Wang pointed out that the plaintiffs stated 89% of managers underperform their benchmarks, “and this court cannot accept that the mere fact of relative underperformance is sufficient to state a claim.” In addition, she noted that the fund had strong absolute performance—averaging over 11% return per year since inception—and that relative underperformance has been decreasing by the plaintiffs’ own admission.
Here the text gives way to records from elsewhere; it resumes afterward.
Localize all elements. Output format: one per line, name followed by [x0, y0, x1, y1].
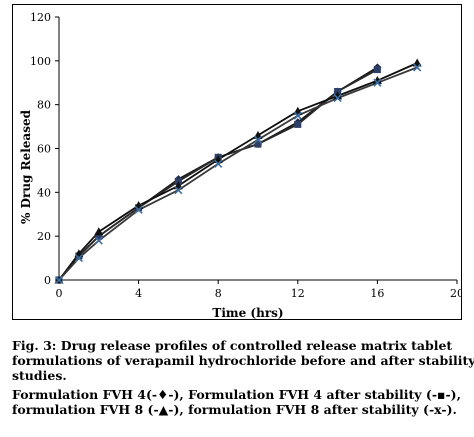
x-axis-title: Time (hrs) [212, 306, 283, 319]
y-axis-title: % Drug Released [19, 109, 33, 224]
y-tick-label: 60 [37, 143, 51, 156]
y-tick-label: 0 [44, 274, 51, 287]
x-tick-label: 20 [450, 287, 461, 300]
data-point-square [254, 140, 262, 148]
axes [55, 16, 458, 284]
x-tick-label: 0 [56, 287, 63, 300]
data-point-x [94, 236, 103, 245]
data-point-x [74, 254, 83, 263]
data-point-x [174, 186, 183, 195]
data-point-triangle [94, 227, 104, 236]
data-point-x [134, 205, 143, 214]
x-tick-label: 8 [215, 287, 222, 300]
chart-frame: 0 20 40 60 80 100 120 0 4 8 12 16 20 % Drug Released… [12, 4, 462, 320]
data-point-x [54, 275, 64, 285]
series-line-triangle [58, 62, 418, 281]
data-point-x [413, 63, 422, 72]
y-tick-label: 40 [37, 186, 51, 199]
data-point-triangle [333, 91, 343, 100]
data-point-square [294, 120, 302, 128]
data-point-x [214, 159, 223, 168]
y-tick-label: 100 [30, 55, 51, 68]
y-tick-label: 120 [30, 11, 51, 24]
figure-caption-line-3: studies. [12, 368, 67, 383]
data-point-x [293, 111, 302, 120]
figure-legend-line-1: Formulation FVH 4(-♦-), Formulation FVH … [12, 387, 461, 402]
data-point-x [333, 94, 342, 103]
x-tick-label: 12 [291, 287, 305, 300]
data-point-square [95, 232, 103, 240]
data-point-x [253, 135, 263, 144]
tick-labels: 0 20 40 60 80 100 120 0 4 8 12 16 20 [30, 11, 461, 300]
y-tick-label: 80 [37, 99, 51, 112]
x-tick-label: 16 [370, 287, 384, 300]
figure-caption-line-2: formulations of verapamil hydrochloride … [12, 353, 474, 368]
figure-legend-line-2: formulation FVH 8 (-▲-), formulation FVH… [12, 402, 457, 417]
series-line-x [58, 66, 418, 281]
figure-caption-line-1: Fig. 3: Drug release profiles of control… [12, 338, 453, 353]
data-point-square [373, 66, 381, 74]
series-line-square [58, 68, 378, 281]
data-point-triangle [372, 76, 382, 85]
data-point-x [373, 78, 382, 87]
series-lines [58, 62, 418, 281]
drug-release-chart: 0 20 40 60 80 100 120 0 4 8 12 16 20 % Drug Released… [19, 11, 461, 319]
series-markers [54, 58, 422, 285]
x-tick-label: 4 [135, 287, 142, 300]
y-tick-label: 20 [37, 230, 51, 243]
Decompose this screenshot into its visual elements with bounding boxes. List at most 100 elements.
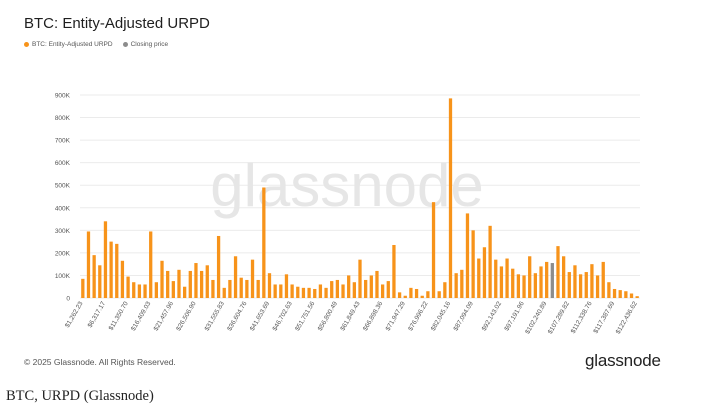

If her recommendation to dismiss the suit is not accepted, Wang stated that she found the plaintiffs have sufficiently pleaded that CenturyLink is a functional fiduciary at this stage. She also rejected the defendants’ contention that the plaintiffs “have not pled any facts supporting their claim that CenturyLink ‘should have known’ continued investment in the Large Cap Fund was imprudent.” Wang also concluded that dismissal of plaintiff Birse’s claims on the basis of the statute of limitations is not appropriate at this juncture since there were no facts from which she could definitively discern the timing of Birse’s actual knowledge.
Dismissal with prejudice
Wang explained that a dismissal with prejudice of a complaint that fails to state a claim under Rule 12(b)(6) is appropriate only when “granting leave to amend would be futile.” Futility has been found when a party has been previously granted leave to amend, but was unable to cure the deficiencies, and where a party has made no showing how it could cure the defects present in its current complaint. She noted that the plaintiffs do not seek leave to amend as an alternative to dismissal, and they have had multiple opportunities to amend. “Accordingly, this court respectfully recommends that dismissal of the Second Amended Complaint be with prejudice,” she wrote.